Launched to the soundtrack of UK number one Charles and Eddie's Would I lie to you?, the Mondeo was an honest machine for the man identified as the hard-working backbone of the British economy - the traditional voter identified by Tony Blair as the one to win over.

Politics and car choices have become more complex since then and Ford's latest Mondeo, excellent as it is, can never hope to seduce the same buyers - they've had their heads turned by premium brand alternatives and ditched classic saloons for the delights of SUVs and crossovers.

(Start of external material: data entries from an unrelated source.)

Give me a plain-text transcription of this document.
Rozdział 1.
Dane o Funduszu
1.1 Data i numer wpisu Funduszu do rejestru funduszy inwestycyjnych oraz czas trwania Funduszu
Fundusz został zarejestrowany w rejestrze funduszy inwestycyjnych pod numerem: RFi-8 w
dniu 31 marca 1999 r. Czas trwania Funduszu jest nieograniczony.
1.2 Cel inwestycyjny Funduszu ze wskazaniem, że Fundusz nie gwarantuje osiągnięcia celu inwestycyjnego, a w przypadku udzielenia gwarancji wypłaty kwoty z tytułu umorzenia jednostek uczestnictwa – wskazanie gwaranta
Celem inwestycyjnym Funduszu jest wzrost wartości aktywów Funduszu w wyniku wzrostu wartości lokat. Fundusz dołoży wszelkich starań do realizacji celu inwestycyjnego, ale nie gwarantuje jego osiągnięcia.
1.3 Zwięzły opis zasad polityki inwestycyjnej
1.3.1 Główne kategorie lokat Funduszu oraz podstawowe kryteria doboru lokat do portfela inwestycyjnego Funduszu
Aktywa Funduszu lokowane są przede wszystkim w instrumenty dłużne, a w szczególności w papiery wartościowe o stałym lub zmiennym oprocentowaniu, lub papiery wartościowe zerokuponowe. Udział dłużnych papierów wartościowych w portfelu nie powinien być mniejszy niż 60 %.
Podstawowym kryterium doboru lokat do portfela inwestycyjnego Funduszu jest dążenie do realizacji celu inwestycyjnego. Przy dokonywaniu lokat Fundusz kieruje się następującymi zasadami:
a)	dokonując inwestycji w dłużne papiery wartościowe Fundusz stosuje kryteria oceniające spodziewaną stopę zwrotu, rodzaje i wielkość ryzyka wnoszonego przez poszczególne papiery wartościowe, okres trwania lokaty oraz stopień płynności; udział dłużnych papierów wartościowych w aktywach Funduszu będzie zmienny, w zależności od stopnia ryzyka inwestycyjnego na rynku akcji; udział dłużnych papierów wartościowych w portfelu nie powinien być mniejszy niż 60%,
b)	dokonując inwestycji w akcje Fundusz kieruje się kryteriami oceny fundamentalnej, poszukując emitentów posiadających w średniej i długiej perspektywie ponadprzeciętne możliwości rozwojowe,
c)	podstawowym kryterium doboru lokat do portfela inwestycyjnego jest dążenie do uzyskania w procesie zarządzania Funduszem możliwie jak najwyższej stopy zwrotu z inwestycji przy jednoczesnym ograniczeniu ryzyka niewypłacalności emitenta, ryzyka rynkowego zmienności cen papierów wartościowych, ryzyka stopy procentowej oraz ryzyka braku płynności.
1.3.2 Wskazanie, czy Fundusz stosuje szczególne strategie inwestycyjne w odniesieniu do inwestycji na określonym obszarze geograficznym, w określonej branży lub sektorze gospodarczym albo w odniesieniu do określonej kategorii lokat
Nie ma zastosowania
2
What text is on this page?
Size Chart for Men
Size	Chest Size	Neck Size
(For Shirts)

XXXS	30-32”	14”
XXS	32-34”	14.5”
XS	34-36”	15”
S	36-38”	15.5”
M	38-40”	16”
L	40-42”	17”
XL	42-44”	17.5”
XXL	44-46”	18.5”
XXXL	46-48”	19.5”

But there's good news in this obituary: if you have the keys to an early Mondeo in your hand, you could be sitting on a tidy future investment. 1990s cars, says Ford, "are on the brink of disappearing completely," a trend not helped, of course, by makers now offering cash to scrap your old model - including, er, Ford.

The endangered status for early Mondeo points to a broader trend that's well worth noting: cars of the 1990s that can now only increase in value . . .

When the Mondeo went on sale in 1993, the UK's best-selling car was the Ford Escort, which achieved 122,002 sales. Today, just 460 1993 Escorts remain - that's 0.37 per cent of the total. The three most endangered 1993 cars from the Top 10 Sellers list are the Mk1 Renault Clio (220 survive), the Rover Metro (249) and the Peugeot 405 (250).

Why do we cherish them? Ford says petrolheads in their 30s and 40s grew up and these are the cars "that they learnt to drive in. That they went on family holidays in. These are the next-generation of classic cars - and they're being bought by people who want to be reminded of their connection to times, people, and places who might no longer be with them."

So be wary: today's scrappage deal might be tomorrow's show and shine.